Una golondrina de agua surcaba el cielo sin evaporarse, sin ser nube siquiera. No volaba, caminaba como yendo por la tierra, pero en el aire levitando a cien metros del suelo. Señorial, sus alas eran como olas chocando con su cuerpo, como las del mar contra la orilla. Todo lo demás era tan aburridamente normal, ella la única tocada por lo exclusivo. Su traje de transparencias absolutas, incluido sus órganos internos, le otorgaba sin darse cuenta cierta invisibilidad.
La soledad le ahogaba, parecía parte de su composición acuosa inundándole la garganta hasta saturar sus vías respiratorias. Tanta diferencia existencial le confería también el augurio de no compartir fácilmente su vida. Lo cierto es que una parte de sí se sentía a gusto consigo misma y a priori no parecería necesitar a nadie, pero como todo ser no podría escapar de su faceta social.

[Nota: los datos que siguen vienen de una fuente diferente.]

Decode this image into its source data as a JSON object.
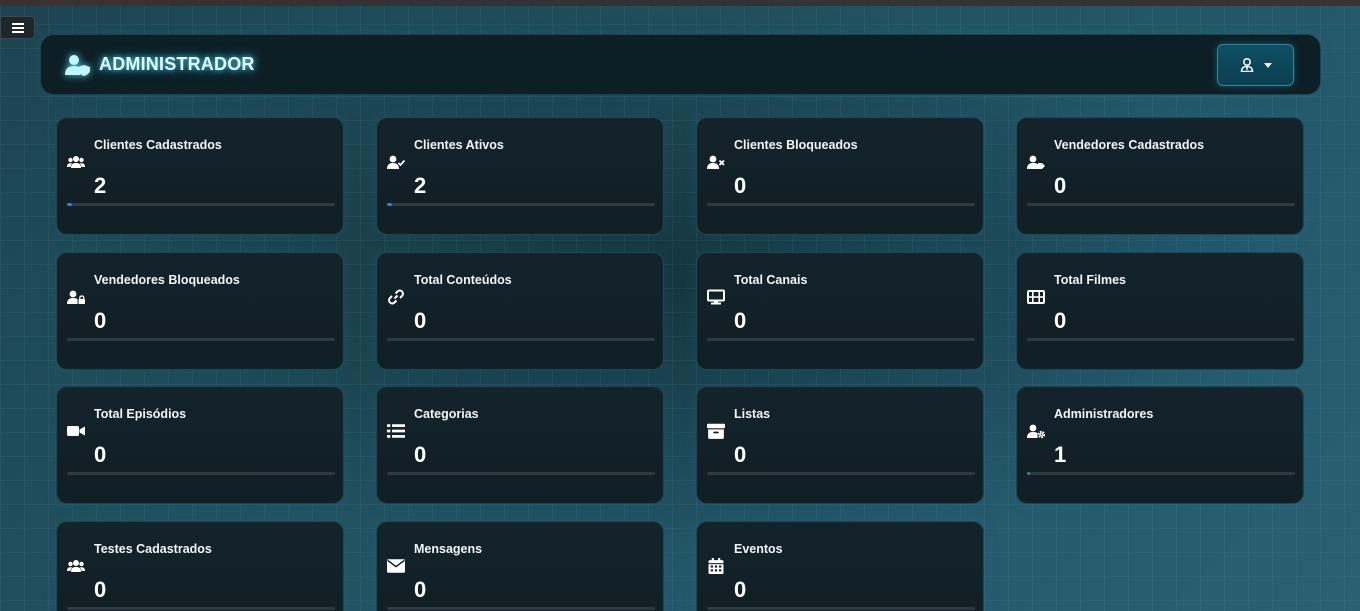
{
  "header": {
    "title": "ADMINISTRADOR",
    "icon": "user-shield-icon",
    "user_menu_icon": "user-tie-icon"
  },
  "accent_color": "#3a7bd5",
  "cards": [
    {
      "label": "Clientes Cadastrados",
      "value": "2",
      "icon": "users-icon",
      "progress_pct": 2
    },
    {
      "label": "Clientes Ativos",
      "value": "2",
      "icon": "user-check-icon",
      "progress_pct": 2
    },
    {
      "label": "Clientes Bloqueados",
      "value": "0",
      "icon": "user-times-icon",
      "progress_pct": 0
    },
    {
      "label": "Vendedores Cadastrados",
      "value": "0",
      "icon": "user-tag-icon",
      "progress_pct": 0
    },
    {
      "label": "Vendedores Bloqueados",
      "value": "0",
      "icon": "user-lock-icon",
      "progress_pct": 0
    },
    {
      "label": "Total Conteúdos",
      "value": "0",
      "icon": "link-icon",
      "progress_pct": 0
    },
    {
      "label": "Total Canais",
      "value": "0",
      "icon": "desktop-icon",
      "progress_pct": 0
    },
    {
      "label": "Total Filmes",
      "value": "0",
      "icon": "film-icon",
      "progress_pct": 0
    },
    {
      "label": "Total Episódios",
      "value": "0",
      "icon": "video-icon",
      "progress_pct": 0
    },
    {
      "label": "Categorias",
      "value": "0",
      "icon": "list-icon",
      "progress_pct": 0
    },
    {
      "label": "Listas",
      "value": "0",
      "icon": "archive-icon",
      "progress_pct": 0
    },
    {
      "label": "Administradores",
      "value": "1",
      "icon": "user-cog-icon",
      "progress_pct": 1
    },
    {
      "label": "Testes Cadastrados",
      "value": "0",
      "icon": "users-icon",
      "progress_pct": 0
    },
    {
      "label": "Mensagens",
      "value": "0",
      "icon": "envelope-icon",
      "progress_pct": 0
    },
    {
      "label": "Eventos",
      "value": "0",
      "icon": "calendar-icon",
      "progress_pct": 0
    }
  ]
}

A veces se empeñaba en dar de beber a otros sacrificando parte de sí, pero el no entenderla o, en ocasiones, la envidia por ser distinta hacía que la tratasen de un modo inmerecido antes de tener tiempo de decepcionar o causar rechazo con motivos. Esto le hacía sentir condenada, como vivir una maldición en la cual no tenía derecho a relacionarse al nivel del resto.
Pero el agua es el origen de la vida, y su andar por los senderos celestiales le hacía redescubrirse sin rendición. Pronto aprendió que quienes le despreciaban no merecían sus intentos de agradar. Fue alejándose de esas otras aves que le ponían la comida en el pico y, al mismo tiempo, le hacían el vacío descaradamente y sin venir a cuento.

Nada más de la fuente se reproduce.